At-swim-one-book
Posted on July 2, 2006
Filed Under Cornwall, Sport, books, health, holiday, nature, review, society, work | Leave a Comment
I’m an early riser, so before I went for a swim this morning, I finished reading in praise of slow by Carl Honore. Ironically, it’s a book that can be read very quickly. I started reading it last evening with my takeout pizza and I did feel a little guilty by the time I’d finished eating it. It’s a charming book and certainly makes one wonder about how to manage the work-life balance in our daily lives.
Honore starts the book with a good exposition on how time is central to our lives, how our relationship with it has been subtly influenced and made wide-ranging changes on our lives. Early man used the seasons to know when to plant crops and so on. As the centuries progressed, time got broken down into smaller and smaller chunks of time. By the time, the industrial revolution happened, time could be measured in minutes and seconds. Workers clocked in and out. They were paid for how long they worked rather than how much they produced.
Each chapter deals with a different topic (cities, food, sex, work, medicine etc) and he explores what is being done by ‘slow’ advocates around the world. He uses a nice mix of personal and international anecdotes, coupled with not-to-heavy academic research to push his agenda. Agenda may be the wrong word: he is pushing a message but his is more a plea to the reader to, well, slow down. It’s a message that resonates with me considering I’ve just returned from a week’s annual leave.

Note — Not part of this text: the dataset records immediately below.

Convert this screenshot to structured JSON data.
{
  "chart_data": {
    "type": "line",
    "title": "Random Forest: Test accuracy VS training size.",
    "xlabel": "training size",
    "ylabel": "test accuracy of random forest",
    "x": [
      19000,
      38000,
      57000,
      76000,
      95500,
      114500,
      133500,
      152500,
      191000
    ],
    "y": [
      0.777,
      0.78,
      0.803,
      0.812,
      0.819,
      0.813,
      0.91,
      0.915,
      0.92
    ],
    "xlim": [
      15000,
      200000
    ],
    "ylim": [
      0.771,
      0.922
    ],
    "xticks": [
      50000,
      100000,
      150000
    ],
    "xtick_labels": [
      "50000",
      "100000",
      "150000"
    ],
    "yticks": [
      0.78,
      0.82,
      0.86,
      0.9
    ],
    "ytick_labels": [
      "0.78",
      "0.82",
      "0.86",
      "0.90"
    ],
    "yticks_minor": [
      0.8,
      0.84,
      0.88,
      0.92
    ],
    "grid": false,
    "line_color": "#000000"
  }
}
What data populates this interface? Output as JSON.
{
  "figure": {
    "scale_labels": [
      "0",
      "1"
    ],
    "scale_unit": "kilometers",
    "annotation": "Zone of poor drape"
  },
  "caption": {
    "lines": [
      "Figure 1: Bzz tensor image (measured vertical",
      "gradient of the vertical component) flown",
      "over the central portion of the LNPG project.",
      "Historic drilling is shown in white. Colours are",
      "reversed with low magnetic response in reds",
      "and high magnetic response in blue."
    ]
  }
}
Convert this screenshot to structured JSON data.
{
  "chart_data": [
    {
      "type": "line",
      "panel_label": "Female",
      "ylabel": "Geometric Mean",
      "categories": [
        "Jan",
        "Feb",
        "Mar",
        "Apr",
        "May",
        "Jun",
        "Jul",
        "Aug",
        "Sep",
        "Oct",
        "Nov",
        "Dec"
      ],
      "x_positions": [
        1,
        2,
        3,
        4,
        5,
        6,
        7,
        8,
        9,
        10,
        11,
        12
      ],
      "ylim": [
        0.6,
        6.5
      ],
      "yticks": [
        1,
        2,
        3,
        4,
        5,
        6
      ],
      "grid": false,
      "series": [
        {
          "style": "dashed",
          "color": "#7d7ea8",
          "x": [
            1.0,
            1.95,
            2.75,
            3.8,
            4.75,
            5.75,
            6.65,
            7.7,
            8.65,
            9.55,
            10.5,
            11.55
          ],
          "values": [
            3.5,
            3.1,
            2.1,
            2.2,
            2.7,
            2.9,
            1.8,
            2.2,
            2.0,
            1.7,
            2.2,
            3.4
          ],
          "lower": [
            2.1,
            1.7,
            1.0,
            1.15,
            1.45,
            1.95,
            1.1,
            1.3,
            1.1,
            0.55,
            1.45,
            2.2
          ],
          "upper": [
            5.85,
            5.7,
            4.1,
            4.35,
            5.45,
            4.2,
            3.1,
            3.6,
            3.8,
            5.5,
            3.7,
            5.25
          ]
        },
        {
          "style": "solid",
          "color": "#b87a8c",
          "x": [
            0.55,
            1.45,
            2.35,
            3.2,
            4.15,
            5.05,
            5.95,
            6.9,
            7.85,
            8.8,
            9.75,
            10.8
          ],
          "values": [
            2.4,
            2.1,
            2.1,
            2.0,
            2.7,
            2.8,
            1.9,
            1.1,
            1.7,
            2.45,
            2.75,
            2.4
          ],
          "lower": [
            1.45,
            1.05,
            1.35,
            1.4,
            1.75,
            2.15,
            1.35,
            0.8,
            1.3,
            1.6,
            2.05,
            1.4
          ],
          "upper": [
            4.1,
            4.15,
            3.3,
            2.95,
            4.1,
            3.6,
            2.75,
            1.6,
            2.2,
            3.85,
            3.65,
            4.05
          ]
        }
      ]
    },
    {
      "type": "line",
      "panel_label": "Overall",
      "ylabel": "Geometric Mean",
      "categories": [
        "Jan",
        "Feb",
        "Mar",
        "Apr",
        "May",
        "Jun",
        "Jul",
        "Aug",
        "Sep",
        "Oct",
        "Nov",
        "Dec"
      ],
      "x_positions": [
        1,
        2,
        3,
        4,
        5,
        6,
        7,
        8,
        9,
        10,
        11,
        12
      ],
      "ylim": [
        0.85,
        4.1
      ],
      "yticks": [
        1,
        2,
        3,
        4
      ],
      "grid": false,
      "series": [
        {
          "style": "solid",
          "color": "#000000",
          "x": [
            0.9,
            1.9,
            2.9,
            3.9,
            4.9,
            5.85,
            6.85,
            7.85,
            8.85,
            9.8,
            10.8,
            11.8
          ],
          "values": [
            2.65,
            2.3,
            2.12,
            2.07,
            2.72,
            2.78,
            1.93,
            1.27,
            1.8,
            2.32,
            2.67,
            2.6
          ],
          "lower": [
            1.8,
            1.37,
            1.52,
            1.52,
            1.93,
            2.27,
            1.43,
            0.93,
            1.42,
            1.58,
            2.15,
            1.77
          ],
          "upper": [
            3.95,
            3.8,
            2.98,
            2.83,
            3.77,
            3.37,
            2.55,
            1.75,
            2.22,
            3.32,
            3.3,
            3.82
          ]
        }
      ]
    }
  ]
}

Sometimes he relies to much on American experiences and this lessens the overall impact. America is such a large country full of (ahem) individuals that you could find one of everything there. Need a grown man who wears nappies all day and believes in UFO’s – go to America.
His website (and blog) is inpraiseofslow.
As I mentioned already, I went for a swim in my local gym this morning. It was the first time I’d been swimming in a pool since I came back from Cornwall. It just reminded me how powerful and relentless the sea is. I used to be a competitive swimmer and I’d spend up to 3 hours a day, every day, training in a pool. You would just swim up and down, up and down. My speciality was backstroke so I knew how many strokes I would take before I’ve had to turn at the wall. I could almost swim my races blindfolded!
It’s an entirely different proposition in the sea and I’ve nearly really been comfortable swimming in the sea. For someone whose second home was the pool (after my swimming career, I played water polo and life-guarded), it’s an bit scary to tread water in the sea yet the sea still pushes you one way or the other.
It’s not too bad when you’re surfing or water-sking because at least you’re out of the water (most of the time!). If you get cramp or whatever, you can hold on to the board or, in the case of watersking, you’ll have a lifejacket. But swimming, it’s just you in a million acres of water. The guy in the picture has a lot of guts.
I’m in awe of those people who swim the English Channel and other mad swims. One time, I read an interview with one of them and part of his training involved swimming through jellyfish swarms to get used to the stings.